1.   The Parties shall consult with each other, upon request of either Party, on any matter which may arise in the implementation of this Agreement. Upon request of either Party, the Parties shall consider reviewing the operation of this Agreement and examine the possibility of further developing their cooperation.

2.   The Parties shall as soon as possible inform each other of any amendment to their competition laws, as well as of any amendment to other laws and regulations and of any change in the enforcement practice of their competition authorities that may affect the operation of this Agreement. Upon request of either Party, the Parties shall hold consultations in order to assess the specific implications of such amendment or change for this Agreement, and in particular to determine whether this Agreement should be amended pursuant to paragraph 2 of Article 14.
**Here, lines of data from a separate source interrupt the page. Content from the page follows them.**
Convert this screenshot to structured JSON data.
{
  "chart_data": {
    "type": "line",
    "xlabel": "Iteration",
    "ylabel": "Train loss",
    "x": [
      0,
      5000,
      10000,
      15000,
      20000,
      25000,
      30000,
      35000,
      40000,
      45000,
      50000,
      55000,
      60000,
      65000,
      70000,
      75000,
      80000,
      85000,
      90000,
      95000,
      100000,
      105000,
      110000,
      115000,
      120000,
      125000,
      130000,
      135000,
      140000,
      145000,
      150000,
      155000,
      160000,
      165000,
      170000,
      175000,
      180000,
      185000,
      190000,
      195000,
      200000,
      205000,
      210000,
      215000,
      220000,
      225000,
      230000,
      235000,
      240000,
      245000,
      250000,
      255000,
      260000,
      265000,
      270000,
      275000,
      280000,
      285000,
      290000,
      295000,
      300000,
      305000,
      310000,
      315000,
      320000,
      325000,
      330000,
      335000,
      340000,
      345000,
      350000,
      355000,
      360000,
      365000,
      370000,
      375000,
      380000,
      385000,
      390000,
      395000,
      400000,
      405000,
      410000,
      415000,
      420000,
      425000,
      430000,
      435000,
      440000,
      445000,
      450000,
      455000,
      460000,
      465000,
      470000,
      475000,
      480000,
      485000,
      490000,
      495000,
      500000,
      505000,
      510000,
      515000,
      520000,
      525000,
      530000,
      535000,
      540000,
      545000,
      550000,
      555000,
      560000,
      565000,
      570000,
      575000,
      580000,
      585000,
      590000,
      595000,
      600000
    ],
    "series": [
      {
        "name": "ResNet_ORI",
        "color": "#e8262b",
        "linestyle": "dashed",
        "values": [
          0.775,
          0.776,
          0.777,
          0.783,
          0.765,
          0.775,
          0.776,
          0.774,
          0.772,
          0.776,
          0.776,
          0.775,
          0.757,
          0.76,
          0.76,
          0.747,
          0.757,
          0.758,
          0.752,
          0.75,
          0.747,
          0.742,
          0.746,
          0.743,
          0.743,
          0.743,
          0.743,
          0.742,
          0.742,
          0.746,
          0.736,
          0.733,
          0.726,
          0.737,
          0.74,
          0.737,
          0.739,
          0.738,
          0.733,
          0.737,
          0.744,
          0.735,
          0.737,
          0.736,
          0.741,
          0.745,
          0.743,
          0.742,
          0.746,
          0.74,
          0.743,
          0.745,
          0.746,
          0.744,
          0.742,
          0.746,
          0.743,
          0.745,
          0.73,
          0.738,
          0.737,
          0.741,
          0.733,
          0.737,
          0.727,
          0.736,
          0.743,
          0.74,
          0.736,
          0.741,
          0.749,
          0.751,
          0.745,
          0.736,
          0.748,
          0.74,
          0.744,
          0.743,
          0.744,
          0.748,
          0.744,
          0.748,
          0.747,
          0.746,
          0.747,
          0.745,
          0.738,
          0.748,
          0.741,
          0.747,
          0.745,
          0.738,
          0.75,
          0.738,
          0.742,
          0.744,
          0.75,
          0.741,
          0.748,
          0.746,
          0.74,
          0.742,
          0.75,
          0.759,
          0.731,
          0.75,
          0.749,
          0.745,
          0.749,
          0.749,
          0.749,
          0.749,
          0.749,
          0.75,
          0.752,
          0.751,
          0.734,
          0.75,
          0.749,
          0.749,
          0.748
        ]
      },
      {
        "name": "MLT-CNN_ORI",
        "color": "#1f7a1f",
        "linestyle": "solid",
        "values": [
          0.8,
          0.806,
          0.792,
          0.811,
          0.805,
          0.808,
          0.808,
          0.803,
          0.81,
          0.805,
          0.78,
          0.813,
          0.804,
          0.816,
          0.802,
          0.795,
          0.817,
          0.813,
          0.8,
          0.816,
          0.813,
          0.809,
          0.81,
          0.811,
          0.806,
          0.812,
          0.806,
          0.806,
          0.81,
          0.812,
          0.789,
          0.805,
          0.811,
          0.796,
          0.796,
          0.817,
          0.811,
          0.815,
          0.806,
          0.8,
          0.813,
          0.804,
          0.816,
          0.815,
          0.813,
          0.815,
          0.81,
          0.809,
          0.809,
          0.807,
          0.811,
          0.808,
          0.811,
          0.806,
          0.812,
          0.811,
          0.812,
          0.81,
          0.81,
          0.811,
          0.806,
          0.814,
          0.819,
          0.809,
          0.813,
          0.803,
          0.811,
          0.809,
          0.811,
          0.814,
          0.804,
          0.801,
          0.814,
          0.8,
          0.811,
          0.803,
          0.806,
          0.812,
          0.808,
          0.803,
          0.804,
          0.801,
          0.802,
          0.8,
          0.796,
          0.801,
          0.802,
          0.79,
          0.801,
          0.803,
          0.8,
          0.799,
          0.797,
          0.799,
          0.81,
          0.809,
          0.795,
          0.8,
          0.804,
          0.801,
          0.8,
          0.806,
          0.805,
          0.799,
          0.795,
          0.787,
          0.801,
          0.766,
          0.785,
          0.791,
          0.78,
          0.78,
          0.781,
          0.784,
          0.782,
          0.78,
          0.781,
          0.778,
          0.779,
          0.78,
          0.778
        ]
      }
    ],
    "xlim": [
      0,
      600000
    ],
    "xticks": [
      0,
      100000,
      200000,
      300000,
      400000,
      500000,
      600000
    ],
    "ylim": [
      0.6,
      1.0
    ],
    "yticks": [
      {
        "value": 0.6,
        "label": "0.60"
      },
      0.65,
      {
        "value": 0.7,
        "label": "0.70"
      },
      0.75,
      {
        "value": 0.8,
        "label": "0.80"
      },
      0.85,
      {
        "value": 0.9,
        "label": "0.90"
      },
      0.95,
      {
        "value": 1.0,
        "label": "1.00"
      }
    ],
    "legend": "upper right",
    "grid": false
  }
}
3.   The competition authorities of the Parties shall meet at the appropriate level, at the request of either competition authority. At these meetings, they may:

(a)

inform each other on their current enforcement efforts and priorities in relation to the competition laws of each Party;

(b)

exchange views on economic sectors of common interest;

(c)

discuss policy issues of mutual interest; and

(d)

discuss other matters of mutual interest relating to the application of the competition laws of each Party.

Article 12

Communications

1.   Unless otherwise agreed between the Parties or their competition authorities, communications under this Agreement shall be made in the English language.

2.   The competition authority of each Party shall designate a contact point to facilitate communications between the Parties on any matter relating to the implementation of this Agreement.

Article 13

Existing law

Nothing in this Agreement shall be construed to prejudice the formulation or enforcement of the competition laws of either Party.

Article 14

Entry into force, amendment and termination

1.   This Agreement shall be approved by the Parties in accordance with their own internal procedures. The Parties shall notify each other of the completion of the respective procedures. This Agreement shall enter into force on the first day of the second month following the date of the last notification of approval.

2.   The Parties may agree on any amendment to this Agreement. Unless otherwise agreed upon, such amendment shall enter into force through the same procedures as laid down in paragraph 1.

3.   Either Party may terminate this Agreement at any time by notifying the other in writing through diplomatic channels. In that event, this Agreement shall cease to have effect six (6) months from the date of receiving such a notification.

In WITNESS WHEREOF, the undersigned, being duly authorised thereto by the respective Party, have signed this Agreement.

Done in duplicate, at Brussels on 17 May 2013 in the Bulgarian, Czech, Danish, Dutch, English, Estonian, Finnish, French, German, Greek, Hungarian, Italian, Latvian, Lithuanian, Maltese, Polish, Portuguese, Romanian, Slovak, Slovenian, Spanish and Swedish languages.

 


(1)  In accordance with Article 5 of the Treaty of Lisbon, Articles 81 and 82 of the Treaty establishing the European Community were renumbered as Articles 101 and 102 of the Treaty on the Functioning of the European Union.